Suya, rüzgâra, yeşilin biçimlerine, börtü böceğe, bin bir renk kelebek ve çiçeğe baktıkça, tabiatın yapıtlarıyla insan elinden çıkanların geçiştiği, geçmişle geleceğin göz göze yürüyebildiği bir konut yolu kuran. O mesken bizim meskenimiz: Baksı Müzesi. Bugüne kadar Hüsamettin Koçan, Alev Ebuzziya, Nuri Bilge Ceylan, Şakir Gökçebağ stantlarının hayata geçirildiği Baksı Müzesi Ana Bina’sı şimdilerde Osman Dinç’in “Gözlemevi”ne mesken sahipliği yapmakta.
Dinç (solda) ve Koçan açılışta konuştu.
ZAMAN, UZAM, ANLAM
Kurulduğu yerle bütünleşmiş ve/veya iç içe geçmiş “Gözlemevi”, buyur(ul)duğu zaman-uzam-anlam üçlüsünün en uyumlu, doğurgan, doğurtucu olabildiği dünyanın sayılı stantlarından olmalı.
“Gözlemeviyle bizi kuşatan etrafa bakmış oluyoruz” diyor Osman Dinç, “Bir gözlemci olarak insan kainatın merkezidir lakin tıpkı vakitte kainatın modülüdür da. Kainatta her şey birbirine büsbütün bağlı biçimde gelişir” diye de ekliyor.
Uçandaire, Katarakt Tepegözler, Sekiz Matris, Kara Selviler, Orada Bir Mesken Var Uzakta, Çekül Adamlar, Teorem, Sırat Kapısı, Ufuk Çizgisi, Askıdaki Fikir, Sonsuzluğu Çizmek, Dalga, Gezegen, Paratoner, Tepegözler, Üç Alıcı, Tohum, Milyarlarca Atom, Tor, İleman Dağı… Bunlara heykel ismi yerine (çoğunluğu bilimkurgu, fantastik) hikaye başlığı dense yeridir, değil mi?

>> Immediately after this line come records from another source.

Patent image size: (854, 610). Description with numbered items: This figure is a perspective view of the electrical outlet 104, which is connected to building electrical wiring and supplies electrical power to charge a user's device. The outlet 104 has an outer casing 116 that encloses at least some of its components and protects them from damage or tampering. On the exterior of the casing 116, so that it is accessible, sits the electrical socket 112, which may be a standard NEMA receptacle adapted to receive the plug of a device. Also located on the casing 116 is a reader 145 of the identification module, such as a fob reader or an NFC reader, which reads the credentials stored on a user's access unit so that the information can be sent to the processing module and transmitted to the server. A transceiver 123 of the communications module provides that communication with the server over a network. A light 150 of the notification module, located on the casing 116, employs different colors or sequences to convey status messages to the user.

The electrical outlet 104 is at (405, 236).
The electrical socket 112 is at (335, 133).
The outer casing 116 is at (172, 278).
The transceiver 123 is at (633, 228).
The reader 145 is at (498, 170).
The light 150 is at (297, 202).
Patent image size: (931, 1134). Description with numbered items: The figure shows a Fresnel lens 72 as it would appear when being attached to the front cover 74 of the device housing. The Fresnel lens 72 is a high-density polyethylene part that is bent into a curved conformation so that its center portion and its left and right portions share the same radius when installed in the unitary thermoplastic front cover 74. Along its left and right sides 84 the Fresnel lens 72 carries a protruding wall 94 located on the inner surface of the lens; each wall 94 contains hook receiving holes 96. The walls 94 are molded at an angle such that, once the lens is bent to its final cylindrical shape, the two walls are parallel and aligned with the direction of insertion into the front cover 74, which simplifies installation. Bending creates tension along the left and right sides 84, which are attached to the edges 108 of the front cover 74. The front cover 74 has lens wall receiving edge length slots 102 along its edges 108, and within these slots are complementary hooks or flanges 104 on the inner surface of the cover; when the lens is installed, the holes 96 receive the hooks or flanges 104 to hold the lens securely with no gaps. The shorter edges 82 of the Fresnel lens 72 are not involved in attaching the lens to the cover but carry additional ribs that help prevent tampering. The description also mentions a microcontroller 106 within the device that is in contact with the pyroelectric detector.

Demirin beş bin yıl yıllık evrimini, insanlığın sanatın tarihini yanına alarak, yalın bir sessizlikle biçimlediği demir (ve pirinç, bronz, cam) hatta ona verdiği bu isimlerle, unsurun hatta kelamın kendisine bizden bakmak istediğini ilettiği yapıtlarıyla Dinç, bir dolu soru penceresi açmakta. Dervişin dönüp durduğu yerde kainatları gördüğü, “çift yarık deneyi”ndeki gözlenenin gözlemcinin varlık problemiyle dalga ya da parçacık olduğu. “Ben bir şey yapıp ortaya koyuyorum, buna bakan kişi ise diğer bir kozmostan geliyor. Doğulu olsun, Batılı olsun, kendi evreninden bakarak yorumluyor. Her yapıt aslen seyircisiyle tamamlanmaz mı?” diye yanıtlıyor bunu Dinç.
ÖRNEK VE İLHAM
Baksı Müzesi, salt sanat olaylarıyla değil, bölge çocuklarına sağladığı imkanlar ve bayan istihdamı konusunda yurdun dört bir yanındaki dağ zirve, bağ bahçe, su kıyısına örnek olması gereken bir oluşum. Hem ferdî hem toplumsal gelişimimize ait ilham almamız için orada bizi beklemekte, hiç de uzakta değil. Sanata evet.